I just heard about the lottery paradox, and at first I was a little dumbfounded that anyone could take it seriously. However, it offers an exceptionally clear demonstration of why climate modelling is generally a waste of time.
This vein of criticism turned out very rich, running into Cauchy distribution territory - measuring more weather doesn't make your models more accurate.
The solution to the 'paradox' is simple; it is a violation of mathematics. Logic demands that probabilities sum to one, and if you approximate 0.1% as 0%, they don't. Put another way, the rounding error is 100% of the measurement. Why is anyone surprised that when you sum over 100% measurement errors, you get total nonsense?
In physical measurements, the rounding error often cancels out, because the normal rounding rule (0-4 down, 5-9 up) is well chosen for randomly distributed numerals. However, in chaotic systems, a small error (2%, say) in measurement usually has a large error in prediction, even in excess of 100% after enough computation. The measurement errors amplify each other, instead of cancelling out, essentially the output state is the sum over all previous, increasingly-erroneous input states.
Say you have a 2% error in your prediction of the weather next Wednesday. Taking these measurements, this gives you a 100% error of Wednesday three years from now. To predict Wednesday six years from now, you have no choice but to use your 100% wrong Wednesday from three years from now. And so on.
Apologists would point out that weather and climate are not the same. It's actually kind of difficult to get three years from now that badly wrong because the range of weather August can produce is constrained. No snow, for example. If your prediction at three years is as wrong as possible, the six year prediction can't get any more wrong. Unfortunately, this only holds in constant climate; the whole point of studying climate is to track how the constraints move. To find out what the constraints are themselves constrained by.

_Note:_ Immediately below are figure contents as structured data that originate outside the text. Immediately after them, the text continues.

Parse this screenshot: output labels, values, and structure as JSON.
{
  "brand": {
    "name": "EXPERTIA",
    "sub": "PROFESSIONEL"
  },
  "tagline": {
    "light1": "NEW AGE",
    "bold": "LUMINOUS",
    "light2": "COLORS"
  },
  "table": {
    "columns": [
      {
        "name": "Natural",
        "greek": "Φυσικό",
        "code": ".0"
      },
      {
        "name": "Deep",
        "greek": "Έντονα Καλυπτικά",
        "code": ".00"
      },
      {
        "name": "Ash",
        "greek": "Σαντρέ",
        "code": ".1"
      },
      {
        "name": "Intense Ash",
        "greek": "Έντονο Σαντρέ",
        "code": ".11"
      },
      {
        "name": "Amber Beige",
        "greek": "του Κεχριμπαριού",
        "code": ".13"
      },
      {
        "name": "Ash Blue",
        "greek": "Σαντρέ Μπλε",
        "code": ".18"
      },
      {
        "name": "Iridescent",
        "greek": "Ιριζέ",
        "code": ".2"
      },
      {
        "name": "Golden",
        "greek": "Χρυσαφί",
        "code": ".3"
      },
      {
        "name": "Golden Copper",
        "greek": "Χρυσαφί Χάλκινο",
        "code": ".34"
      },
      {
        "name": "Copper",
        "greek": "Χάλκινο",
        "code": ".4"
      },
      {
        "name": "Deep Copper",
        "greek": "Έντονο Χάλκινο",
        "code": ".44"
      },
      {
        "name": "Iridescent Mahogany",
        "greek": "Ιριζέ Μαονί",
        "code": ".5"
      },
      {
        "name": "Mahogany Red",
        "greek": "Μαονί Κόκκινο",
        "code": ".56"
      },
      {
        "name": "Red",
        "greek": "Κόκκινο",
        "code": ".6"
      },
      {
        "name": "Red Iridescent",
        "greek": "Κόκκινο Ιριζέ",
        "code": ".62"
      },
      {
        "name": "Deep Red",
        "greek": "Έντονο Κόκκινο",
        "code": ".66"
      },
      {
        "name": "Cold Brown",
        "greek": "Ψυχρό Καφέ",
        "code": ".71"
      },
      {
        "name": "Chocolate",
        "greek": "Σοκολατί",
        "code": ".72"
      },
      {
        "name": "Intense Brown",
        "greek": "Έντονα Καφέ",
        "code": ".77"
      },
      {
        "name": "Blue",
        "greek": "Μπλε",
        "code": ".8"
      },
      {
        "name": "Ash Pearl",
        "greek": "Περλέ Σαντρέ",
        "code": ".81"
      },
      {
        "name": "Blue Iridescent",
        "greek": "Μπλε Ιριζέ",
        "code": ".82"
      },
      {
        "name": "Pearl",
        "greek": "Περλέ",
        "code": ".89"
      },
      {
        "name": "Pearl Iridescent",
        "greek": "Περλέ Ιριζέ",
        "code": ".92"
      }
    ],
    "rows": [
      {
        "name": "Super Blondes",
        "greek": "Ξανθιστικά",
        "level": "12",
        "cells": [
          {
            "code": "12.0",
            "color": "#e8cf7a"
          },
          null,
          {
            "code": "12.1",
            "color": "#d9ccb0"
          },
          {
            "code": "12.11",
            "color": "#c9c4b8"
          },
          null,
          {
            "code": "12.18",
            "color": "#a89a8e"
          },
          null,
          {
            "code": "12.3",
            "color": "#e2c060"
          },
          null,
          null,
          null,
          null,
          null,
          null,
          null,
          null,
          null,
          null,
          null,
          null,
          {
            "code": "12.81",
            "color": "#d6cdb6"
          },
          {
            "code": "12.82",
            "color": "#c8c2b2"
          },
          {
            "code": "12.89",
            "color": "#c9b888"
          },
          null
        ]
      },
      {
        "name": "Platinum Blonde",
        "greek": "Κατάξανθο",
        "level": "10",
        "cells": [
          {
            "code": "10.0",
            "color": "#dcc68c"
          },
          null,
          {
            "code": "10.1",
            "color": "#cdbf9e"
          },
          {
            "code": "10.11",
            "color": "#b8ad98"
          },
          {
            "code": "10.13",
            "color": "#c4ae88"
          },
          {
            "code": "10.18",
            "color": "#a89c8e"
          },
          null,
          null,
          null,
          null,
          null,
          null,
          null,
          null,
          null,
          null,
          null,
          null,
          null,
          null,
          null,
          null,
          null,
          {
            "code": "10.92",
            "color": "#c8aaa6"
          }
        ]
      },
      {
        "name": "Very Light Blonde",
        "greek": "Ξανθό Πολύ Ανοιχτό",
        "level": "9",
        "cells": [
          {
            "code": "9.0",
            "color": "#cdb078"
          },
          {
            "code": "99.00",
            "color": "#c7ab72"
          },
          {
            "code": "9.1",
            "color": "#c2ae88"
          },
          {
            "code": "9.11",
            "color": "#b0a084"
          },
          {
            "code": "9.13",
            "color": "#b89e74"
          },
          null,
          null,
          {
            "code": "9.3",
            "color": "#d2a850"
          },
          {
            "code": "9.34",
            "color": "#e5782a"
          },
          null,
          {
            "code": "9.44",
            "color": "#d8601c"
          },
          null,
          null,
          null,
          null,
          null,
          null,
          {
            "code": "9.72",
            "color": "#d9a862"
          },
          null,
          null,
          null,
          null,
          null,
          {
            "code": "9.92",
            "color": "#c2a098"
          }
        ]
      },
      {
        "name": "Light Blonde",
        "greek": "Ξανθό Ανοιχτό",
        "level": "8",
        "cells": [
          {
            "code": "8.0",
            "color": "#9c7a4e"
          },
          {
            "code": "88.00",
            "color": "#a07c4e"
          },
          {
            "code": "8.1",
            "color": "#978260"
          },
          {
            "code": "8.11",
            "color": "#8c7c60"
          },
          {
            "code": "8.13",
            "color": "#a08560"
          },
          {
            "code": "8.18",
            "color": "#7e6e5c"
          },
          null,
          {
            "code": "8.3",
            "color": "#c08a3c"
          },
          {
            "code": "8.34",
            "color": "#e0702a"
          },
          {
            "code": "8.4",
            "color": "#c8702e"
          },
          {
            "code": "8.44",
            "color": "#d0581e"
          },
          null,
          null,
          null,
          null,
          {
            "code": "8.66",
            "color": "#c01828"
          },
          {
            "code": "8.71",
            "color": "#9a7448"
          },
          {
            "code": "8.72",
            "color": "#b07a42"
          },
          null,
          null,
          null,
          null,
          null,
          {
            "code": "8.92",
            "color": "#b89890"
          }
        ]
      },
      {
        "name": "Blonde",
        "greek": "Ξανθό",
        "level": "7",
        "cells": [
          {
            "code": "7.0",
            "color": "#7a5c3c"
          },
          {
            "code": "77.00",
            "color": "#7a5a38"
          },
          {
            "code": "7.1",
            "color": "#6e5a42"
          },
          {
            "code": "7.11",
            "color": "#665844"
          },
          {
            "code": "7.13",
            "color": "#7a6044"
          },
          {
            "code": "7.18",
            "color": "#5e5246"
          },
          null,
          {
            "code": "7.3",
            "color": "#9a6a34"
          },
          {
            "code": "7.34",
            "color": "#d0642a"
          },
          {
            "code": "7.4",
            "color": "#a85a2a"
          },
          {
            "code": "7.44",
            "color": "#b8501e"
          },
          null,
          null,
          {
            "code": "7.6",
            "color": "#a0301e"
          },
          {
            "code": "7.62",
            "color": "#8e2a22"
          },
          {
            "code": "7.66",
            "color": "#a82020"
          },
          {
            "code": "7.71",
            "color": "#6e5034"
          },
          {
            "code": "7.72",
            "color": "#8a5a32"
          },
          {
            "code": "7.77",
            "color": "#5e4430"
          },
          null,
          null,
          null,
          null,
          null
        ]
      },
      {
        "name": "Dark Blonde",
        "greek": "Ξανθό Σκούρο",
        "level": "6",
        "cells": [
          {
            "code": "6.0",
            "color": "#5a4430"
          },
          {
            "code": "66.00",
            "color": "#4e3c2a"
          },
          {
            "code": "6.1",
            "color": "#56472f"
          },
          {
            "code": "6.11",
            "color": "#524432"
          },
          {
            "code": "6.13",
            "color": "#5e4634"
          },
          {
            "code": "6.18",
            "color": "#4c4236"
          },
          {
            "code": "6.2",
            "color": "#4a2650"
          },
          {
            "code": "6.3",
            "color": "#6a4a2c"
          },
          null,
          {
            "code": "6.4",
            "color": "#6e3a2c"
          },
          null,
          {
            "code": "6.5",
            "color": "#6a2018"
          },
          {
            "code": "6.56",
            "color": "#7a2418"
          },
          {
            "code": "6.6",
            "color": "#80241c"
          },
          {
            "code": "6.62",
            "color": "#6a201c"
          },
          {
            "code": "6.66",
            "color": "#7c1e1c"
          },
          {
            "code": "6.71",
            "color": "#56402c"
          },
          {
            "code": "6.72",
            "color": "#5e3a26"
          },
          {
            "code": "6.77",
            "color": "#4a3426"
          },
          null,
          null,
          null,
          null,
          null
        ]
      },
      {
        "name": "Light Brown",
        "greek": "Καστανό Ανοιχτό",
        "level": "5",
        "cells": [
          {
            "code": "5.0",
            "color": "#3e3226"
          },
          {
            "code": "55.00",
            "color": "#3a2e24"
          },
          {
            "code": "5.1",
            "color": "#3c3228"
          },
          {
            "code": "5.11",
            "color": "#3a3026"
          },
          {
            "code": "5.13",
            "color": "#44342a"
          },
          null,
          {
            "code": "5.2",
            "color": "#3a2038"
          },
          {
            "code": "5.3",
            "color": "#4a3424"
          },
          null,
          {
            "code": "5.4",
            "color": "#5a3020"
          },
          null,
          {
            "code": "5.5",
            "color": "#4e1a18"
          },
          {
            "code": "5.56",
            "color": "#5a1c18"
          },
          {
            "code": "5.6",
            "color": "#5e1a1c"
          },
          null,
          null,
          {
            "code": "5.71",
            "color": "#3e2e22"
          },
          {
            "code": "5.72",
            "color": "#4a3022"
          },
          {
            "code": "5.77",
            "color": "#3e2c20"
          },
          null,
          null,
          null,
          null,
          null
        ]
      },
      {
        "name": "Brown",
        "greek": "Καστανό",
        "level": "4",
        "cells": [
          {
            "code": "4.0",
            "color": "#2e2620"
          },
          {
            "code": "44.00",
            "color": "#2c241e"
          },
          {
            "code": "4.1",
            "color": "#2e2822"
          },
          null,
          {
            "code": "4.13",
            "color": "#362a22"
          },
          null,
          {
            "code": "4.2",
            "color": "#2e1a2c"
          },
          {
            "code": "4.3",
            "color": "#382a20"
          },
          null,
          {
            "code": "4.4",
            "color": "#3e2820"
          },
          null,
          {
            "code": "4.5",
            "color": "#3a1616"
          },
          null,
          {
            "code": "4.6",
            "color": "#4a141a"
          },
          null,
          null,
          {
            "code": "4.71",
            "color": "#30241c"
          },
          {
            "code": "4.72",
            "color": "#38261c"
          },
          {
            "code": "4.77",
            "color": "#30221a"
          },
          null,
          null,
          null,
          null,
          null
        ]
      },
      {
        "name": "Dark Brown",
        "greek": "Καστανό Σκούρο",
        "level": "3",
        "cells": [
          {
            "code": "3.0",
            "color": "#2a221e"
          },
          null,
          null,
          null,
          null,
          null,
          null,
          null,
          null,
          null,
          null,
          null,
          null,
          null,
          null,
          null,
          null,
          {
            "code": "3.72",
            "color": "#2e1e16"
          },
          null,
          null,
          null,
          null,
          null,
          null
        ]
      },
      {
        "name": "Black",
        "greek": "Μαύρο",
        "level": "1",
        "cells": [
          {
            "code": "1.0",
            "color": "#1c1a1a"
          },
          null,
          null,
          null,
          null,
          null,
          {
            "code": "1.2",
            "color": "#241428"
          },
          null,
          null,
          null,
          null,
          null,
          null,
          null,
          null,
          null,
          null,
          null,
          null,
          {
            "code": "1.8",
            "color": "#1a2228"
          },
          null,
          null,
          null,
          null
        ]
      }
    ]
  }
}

Moreover, weather follows the Cauchy-Lorentz distribution, which has this property: "the sample mean will become increasingly variable as more samples are taken, because of the increased likelihood of encountering sample points with a large absolute value." In human English, the longer you look at thermometers, the more likely you'll see eye-popping temperatures, in fact so likely that they will cancel out any settling toward an average you saw before. (For example, say you have nine December records of about zero Celsius, and then suddenly you see a new record of -20C. The average is now -2.) The distribution, compared to a usual Gaussian, slices bits away from the middle and layers them on the tails. This in turn means that as temperature records continue, we'll see an endless chain of high-temperature records...and a similar parade of low-temperature records, though you normally won't hear about those. Not convinced? They proudly boast of 150 years of predictions, yet almost all the extreme records were in the last forty years, looking exactly as a Cauchy distribution should look.
(Climate almost certainly also follows a Cauchy distribution. One technical point is that it will have a median and a mode, but because we're supposedly measuring its change, the mode will be hidden and the median will have an error proportional to how fast it is changing. A more positive technicality is that a true Cauchy distribution is infinite, and temperature cannot be - one thousand below is physically impossible and getting to one thousand above would require vaporizing the oceans.)
So. We could predict climate in a general sense, though never specifically, if we already knew its meta-climactic constraints. Even then, the odds of extreme climate rise quickly the longer climate is measured - even if the meta-climate isn't itself changing.
It is almost impossible to measure climate or meta-climate, because it is a Cauchy distribution. More and better ice cores and trees rings don't help - you're exactly as likely to find a random spike as to get a reliable baseline.
Any mathematical modelling will only amplify these fundamental errors.